Gray to tan, with two rows of dark brown to black blotches running down the back. The blotches are somewhat square to rectangular, and many appear to have a lighter ring of color around them. The belly is light with dark specks. The rear portion of the belly and the inner thighs are bright yellow or orange. A slender, medium-sized frog, 4.5 - 8.9 cm (1 3/4 - 3.5 in) in length.

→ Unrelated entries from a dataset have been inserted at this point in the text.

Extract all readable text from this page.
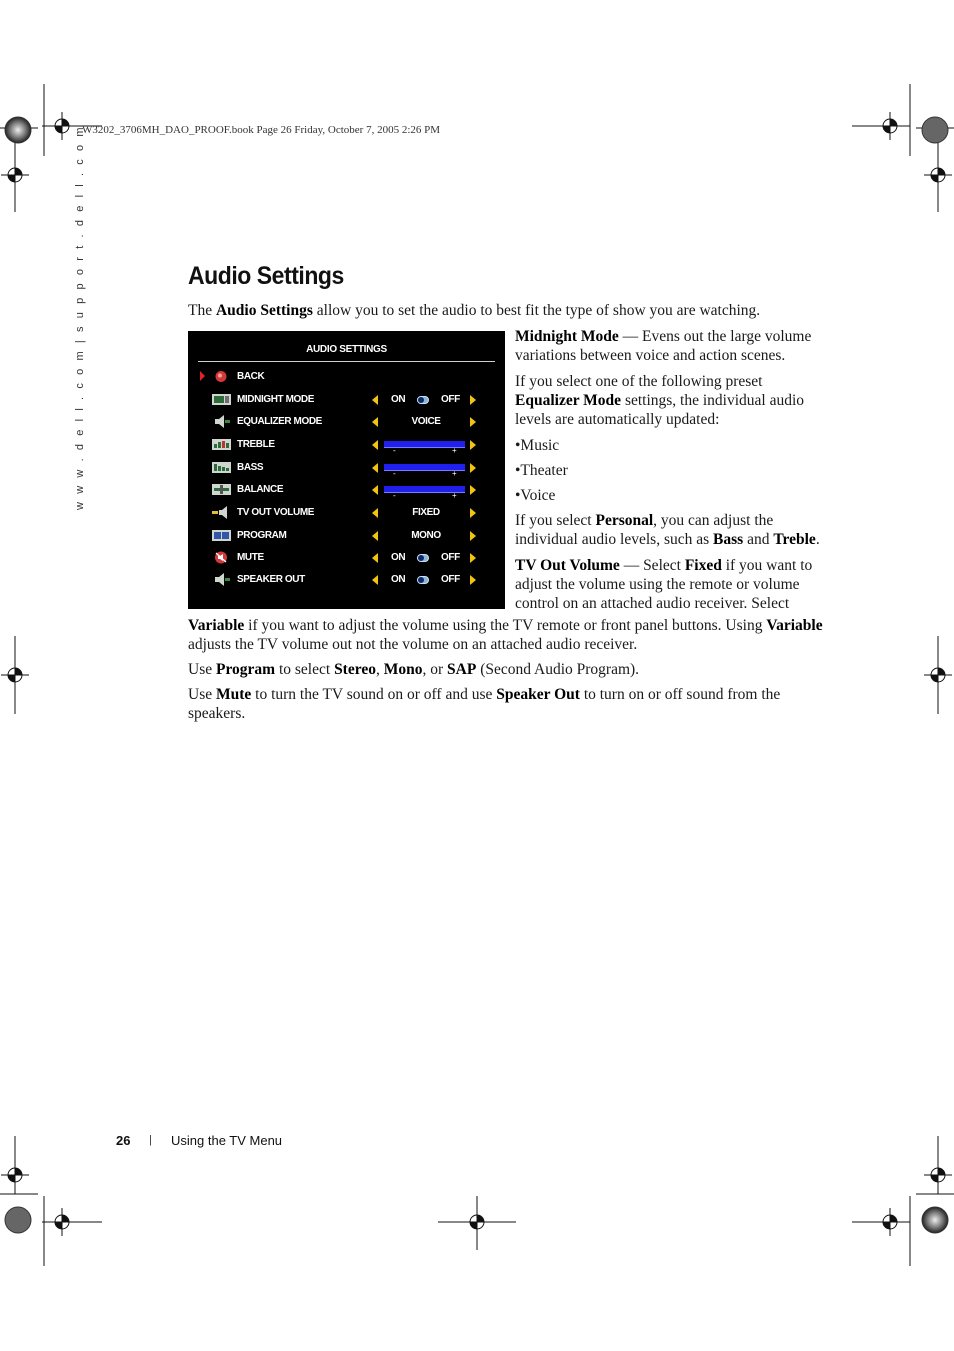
W3202_3706MH_DAO_PROOF.book Page 26 Friday, October 7, 2005 2:26 PM
w w w . d e l l . c o m | s u p p o r t . d e l l . c o m	Audio Settings

The Audio Settings allow you to set the audio to best fit the type of show you are watching.

AUDIO SETTINGS
BACK
MIDNIGHT MODE	ON	OFF
EQUALIZER MODE	VOICE
TREBLE
-	+
BASS
-	+
BALANCE
-	+
TV OUT VOLUME	FIXED
PROGRAM	MONO
MUTE	ON	OFF
SPEAKER OUT	ON	OFF

Midnight Mode — Evens out the large volume variations between voice and action scenes.

If you select one of the following preset Equalizer Mode settings, the individual audio levels are automatically updated:

•Music

•Theater

•Voice

If you select Personal, you can adjust the individual audio levels, such as Bass and Treble.

TV Out Volume — Select Fixed if you want to adjust the volume using the remote or volume control on an attached audio receiver. Select

Variable if you want to adjust the volume using the TV remote or front panel buttons. Using Variable adjusts the TV volume out not the volume on an attached audio receiver.

Use Program to select Stereo, Mono, or SAP (Second Audio Program).

Use Mute to turn the TV sound on or off and use Speaker Out to turn on or off sound from the speakers.

26 | Using the TV Menu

The Pickerel Frog breeds in late winter and early spring. The female lays up to 2,500 eggs in several masses in shallow water. Eggs are brown and yellow, and egg masses form jelly-like globs underwater. Eggs are attached to submerged vegetation or other solid underwater structures. Transformation from egg to tadpole to frog can take up to three months. This frog seems to have particularly noxious skin secretions. Snakes that normally eat frogs will avoid this species. The Pickerel Frog is nocturnal and is dormant during the coldest winter months. It eats insects and other small invertebrates. It prefers waters that are cool and clear, and can be found in a variety of wooded habitats with nearby bogs or shaded streams. At times, it will move well away from water into grassy fields.
The Pickerel Frog is found in northern Georgia but does not reach south to the Fall Line.
The Pickerel Frog is listed as a species of Undetermined Status in South Carolina and is uncommon to rare in that state. Its status is not known in Georgia. Protection of clear, cool mountain streams is necessary to ensure habitat for this species.
The distinctiveness of the blotches and the color of the belly and legs make this an easy frog to identify. The Southern Leopard Frog is the only frog in Georgia that could be confused with the Pickerel Frog. The Southern Leopard Frog has rounded spots and does not have the yellow to orange coloring on the lower belly and thighs that the Pickerel Frog possesses.